Invasion after transfection in Ishikawa and RL95-2 cells. (A) Representative images of invasion assay after transfection in Ishikawa cells (magnification, ×200). (B) Invasive cell number after transfection in Ishikawa cells. (C) Representative images of invasion assay after transfection in RL95-2 cells (magnification, ×200). (D) Invasive cell number after transfection in RL95-2 cells. *P<0.05 and **P<0.01. ITGA7, integrin α7; NC, negative control; si-, short interfering.

Figure 5.

PI3K/AKT pathway after transfection in Ishikawa and RL95-2 cells. (A) Representative images of PI3K, p-PI3K, AKT, p-AKT detection by western blot analysis after transfection. (B) Grayscale analyses of blots of PI3K, p-PI3K, AKT, p-AKT levels after transfection. **P<0.01 and ***P<0.001. ITGA7, integrin α7; NC, negative control; PI3K, phosphatidylinositol 3-kinase; AKT, protein kinase B; GAPDH, glyceraldehyde-3-phosphate dehydrogenase; si-, short interfering; p-, phosphorylated.

Figure 6.

ITGA7 expression and its association with clinical characteristics in patients with EC. (A) Comparison of ITGA7 IHC score in tumor and adjacent tissues.
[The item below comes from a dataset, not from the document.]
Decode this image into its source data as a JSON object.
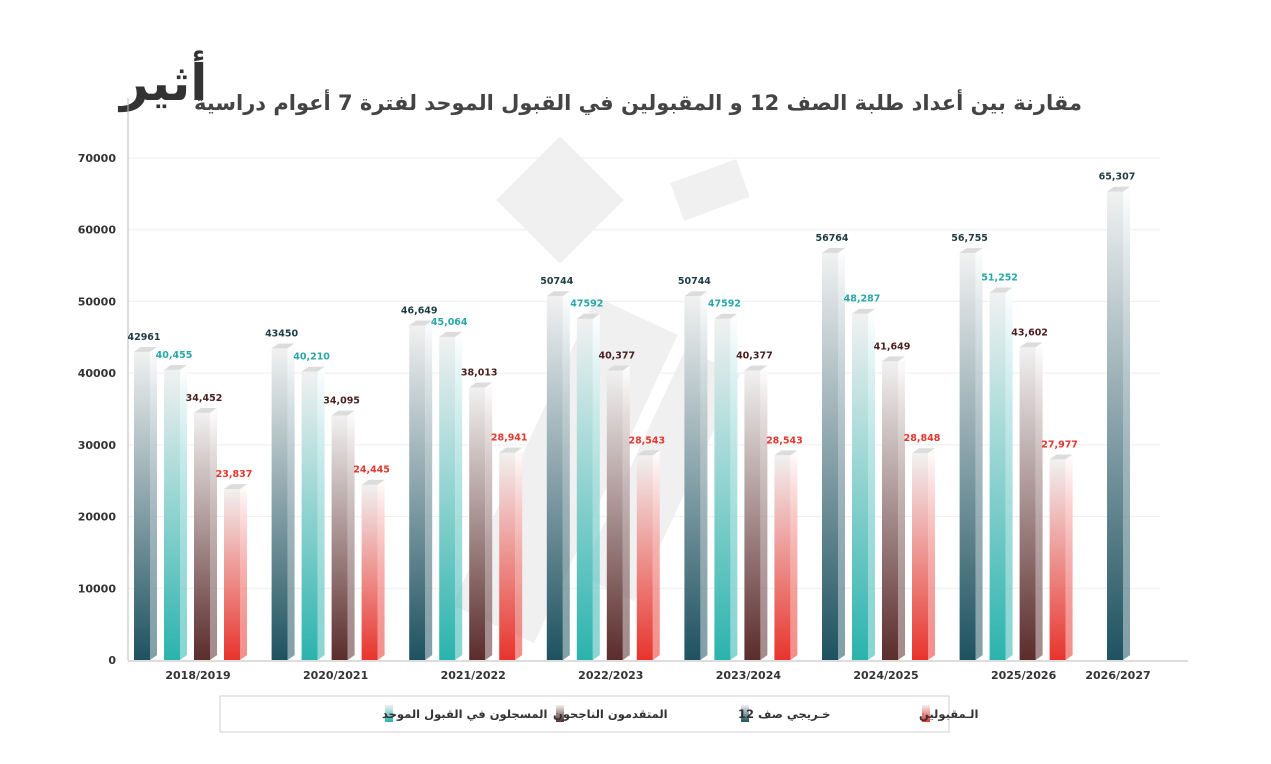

Comparison of ITGA7 IHC score (B) in patients with myometrial invasion ≥1/2 vs. those with myometrial invasion <1/2, (C) in patients with cervical invasion vs. those without that, (D) in patients with lymphovascular invasion vs. those without that and (E) among patients with different FIGO stage. All images were captured with ×200 of magnification. *P<0.05, **P<0.01 and ***P<0.001. ITGA7, integrin α7; EC, endometrial cancer; IHC, immunohistochemical; FIGO, International Federation of Gynecology and Obstetrics.